Moyer's main problem in the frame was hitting Marlon Byrd and Tyler Colvin, who both eventually came around to score.

"Marlon Byrd, I was just trying to throw a ball down and in, and I pulled it and it hit him in the thigh," Moyer said. "He walks to first base and laughs."

For a pitcher with Moyer's velocity, it is understood that some balls will be hit hard. The key for Moyer is to ensure that no one else is on base when that happens.

So when Aramis Ramirez smoked a ball down the third-base line, both Byrd and Colvin scored easily to tie the ballgame, as momentum shifted quickly back into the Cubs' favor.

"To me, the ultimate thing is, go out there and back it up with a zero, and I wasn't able to do that," Moyer said.

Then, the Cubs kept scoring. Over the second and third innings, the Cubs touched up Moyer for two homers and four runs.
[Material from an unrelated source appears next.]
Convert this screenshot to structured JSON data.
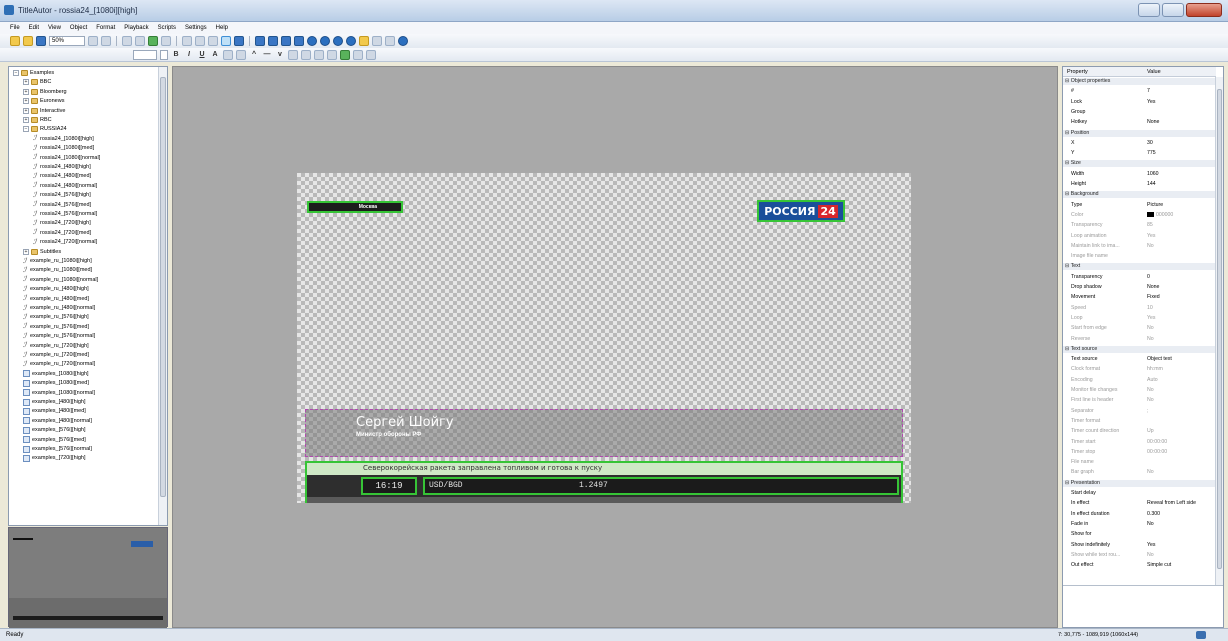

"I don't know if it was necessarily the first," Moyer said of his struggles. "It was the first, second and third. Tonight, it was all about execution. I don't feel like I executed the way I can, and I feel like it's up to me to do something about it."

Moyer gave up five hits and six earned runs over three innings.

"I felt like if I made good pitches down I would be fine," Moyer said. "But I made bad pitches down and bad pitches up. I paid for it."

The especially painful part for Manuel is the fact that he had to use five of his six relievers, along with another starter in Kyle Kendrick.

"It was just one of those nights," Manuel said. "They hit a couple home runs off us at the end to really put the game away. They got a big lead on us."

Moyer's counterpart, Dempster, pitched well, striking out nine in 6 2/3 innings and giving up just the two first-inning runs.

For all the early-inning commotion, the most disappointing part for the Phillies was the bullpen's inability to contain the Cubs. The game was within reach until Jose Contreras gave up five earned runs in the bottom of the seventh inning.

That made a ninth-inning rally obsolete, as the Phillies scored four runs with two outs, including Howard's second home run of the game to right field.

"We need consistent pitching," Manuel said. "We've got holes."

With the Trade Deadline looming, the Phillies hope that some of those holes can be filled, be it with more offense from the return of injured position players, or with the acquisition of outside talent.

"Good enough?" Manuel said of his pitchers. "I don't know. You never know. They've got to pitch consistently.

"Look at it like this: we've got to play pretty good baseball. We've got to play in the high-.500s or .600. And that means our pitching needs to be very consistent. That's what it means."